According to a recent survey by Datica, in the US only 17.7 percent of the respondents say they work with healthcare organizations that have more than 50% of the existing software infrastructure remotely hosted or in the cloud. It is fair to assume that a large chuck of that sum simply have their systems hosted in a remote location which as stated above does not meet the definition of cloud. That survey was conducted in the US were cloud adoption is high. Europe is much more conservative when it comes to cloud adoption, maybe contributing to this fact is that most of the big cloud vendors are US companies.
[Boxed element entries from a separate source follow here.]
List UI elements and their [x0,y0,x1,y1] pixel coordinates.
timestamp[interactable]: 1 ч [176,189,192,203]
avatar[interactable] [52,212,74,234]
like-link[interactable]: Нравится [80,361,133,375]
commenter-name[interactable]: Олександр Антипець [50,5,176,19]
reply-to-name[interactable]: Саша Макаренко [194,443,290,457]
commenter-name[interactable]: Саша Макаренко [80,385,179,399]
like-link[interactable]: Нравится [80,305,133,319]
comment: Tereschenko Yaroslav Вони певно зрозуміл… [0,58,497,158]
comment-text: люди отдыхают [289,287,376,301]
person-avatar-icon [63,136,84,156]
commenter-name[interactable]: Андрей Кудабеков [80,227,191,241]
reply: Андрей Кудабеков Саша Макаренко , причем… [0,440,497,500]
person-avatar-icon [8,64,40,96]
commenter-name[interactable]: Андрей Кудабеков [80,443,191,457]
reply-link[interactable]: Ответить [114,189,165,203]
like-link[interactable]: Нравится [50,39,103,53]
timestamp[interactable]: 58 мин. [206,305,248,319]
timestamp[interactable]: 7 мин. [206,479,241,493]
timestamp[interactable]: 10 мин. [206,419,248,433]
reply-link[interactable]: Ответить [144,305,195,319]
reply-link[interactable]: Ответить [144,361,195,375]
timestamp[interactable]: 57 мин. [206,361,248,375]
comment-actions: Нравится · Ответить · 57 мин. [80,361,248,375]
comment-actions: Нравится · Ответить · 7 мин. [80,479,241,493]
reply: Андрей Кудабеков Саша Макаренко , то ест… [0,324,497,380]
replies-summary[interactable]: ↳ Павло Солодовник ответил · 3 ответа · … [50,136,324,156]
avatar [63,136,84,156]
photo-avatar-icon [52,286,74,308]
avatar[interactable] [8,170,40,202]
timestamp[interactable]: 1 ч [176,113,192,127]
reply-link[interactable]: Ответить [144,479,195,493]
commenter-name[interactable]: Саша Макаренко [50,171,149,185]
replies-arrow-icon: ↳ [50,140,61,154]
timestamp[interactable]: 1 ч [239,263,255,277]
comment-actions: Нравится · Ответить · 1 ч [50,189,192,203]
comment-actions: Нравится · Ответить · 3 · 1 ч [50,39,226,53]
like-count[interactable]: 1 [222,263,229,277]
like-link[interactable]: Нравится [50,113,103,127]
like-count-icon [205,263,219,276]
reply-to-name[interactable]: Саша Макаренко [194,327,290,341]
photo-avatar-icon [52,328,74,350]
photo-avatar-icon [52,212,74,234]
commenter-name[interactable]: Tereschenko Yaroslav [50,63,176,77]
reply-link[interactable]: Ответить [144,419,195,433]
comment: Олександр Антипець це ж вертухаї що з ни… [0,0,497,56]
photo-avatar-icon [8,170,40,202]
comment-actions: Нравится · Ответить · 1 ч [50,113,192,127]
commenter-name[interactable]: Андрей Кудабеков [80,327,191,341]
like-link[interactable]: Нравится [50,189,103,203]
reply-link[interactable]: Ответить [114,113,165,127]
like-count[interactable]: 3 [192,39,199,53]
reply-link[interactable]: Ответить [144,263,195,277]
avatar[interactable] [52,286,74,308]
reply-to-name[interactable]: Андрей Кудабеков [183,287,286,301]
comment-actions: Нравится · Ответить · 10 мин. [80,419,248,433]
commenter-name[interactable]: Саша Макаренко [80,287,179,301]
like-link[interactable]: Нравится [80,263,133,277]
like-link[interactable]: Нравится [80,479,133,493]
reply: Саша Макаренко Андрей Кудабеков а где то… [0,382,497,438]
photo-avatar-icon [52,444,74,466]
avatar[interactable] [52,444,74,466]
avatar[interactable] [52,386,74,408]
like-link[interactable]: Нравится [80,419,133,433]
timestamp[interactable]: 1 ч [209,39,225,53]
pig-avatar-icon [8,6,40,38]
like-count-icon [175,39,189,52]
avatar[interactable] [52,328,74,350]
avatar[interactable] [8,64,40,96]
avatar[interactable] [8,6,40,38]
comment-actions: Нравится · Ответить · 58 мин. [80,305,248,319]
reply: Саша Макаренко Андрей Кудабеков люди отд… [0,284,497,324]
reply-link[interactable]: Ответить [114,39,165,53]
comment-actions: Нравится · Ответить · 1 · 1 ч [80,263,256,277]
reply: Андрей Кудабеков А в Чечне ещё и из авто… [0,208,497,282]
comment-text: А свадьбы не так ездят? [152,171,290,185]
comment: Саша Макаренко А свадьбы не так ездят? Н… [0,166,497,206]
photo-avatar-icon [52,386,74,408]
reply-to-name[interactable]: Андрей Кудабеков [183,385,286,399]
The big advantage of moving to the cloud is that health organizations can focus on their main mission which is to take care of patients. Dealing with storage boxes and network switches is at the end of the day a distraction.
The costs of cloud computing are falling more rapidly than that of onsite hardware and software, making the cloud a sound and strategic investment if costs are in the same ballpark.
Increasingly, hospital CEOs and their technology lieutenants are realizing that the public cloud platforms are at least as secure as the local option.
For software vendors the shift to being a cloud first company is a major one. Although not always admit it, software vendors don't really care if the health organization host their product on premises or on some AWS VM. If they however need to be in charge of their system up-time, version updates, security and so forth, that will force them to get into the IT business, which pure software vendors are not eager to do.
According to the Datica survey compliance, security and privacy are the three primary concerns for those hospital CIOs who considered moving to the cloud. The common saying is that due to strict regulations and complex, legacy infrastructure, among other reasons, the healthcare industry has been somewhat behind the curve in terms of digital technology adoption.
I am not sure however that this is the true reason for the slow adoption of cloud or simply the story the healthcare IT industry like to tell.
Like many things in life I think the number one barrier for change are the people.
Traditional healthcare IT departments are set up with an IT director and staff, a network infrastructure and local data centers. For many years, the healthcare industry has been exchanging information, such as medical images and more recently electronic medical records, through a local network.
For IT staff who have been trained on legacy data systems, a shift to a cloud includes preparing them for considerable disruptions in their daily work responsibilities.
In order to move to the cloud hospitals will have to stop being control freaks. That is a very hard transformation for organization which their claim to fame is being control freak.
It's worth also to remember that the real benefit for organization comes when all systems are moved to the cloud and the IT department can shrink dramatically, having one or several systems move to the cloud won't have that impact. The healthcare IT people who should lead the transformation are aware of that, and people usually don't rush to cut the branch they are sitting on.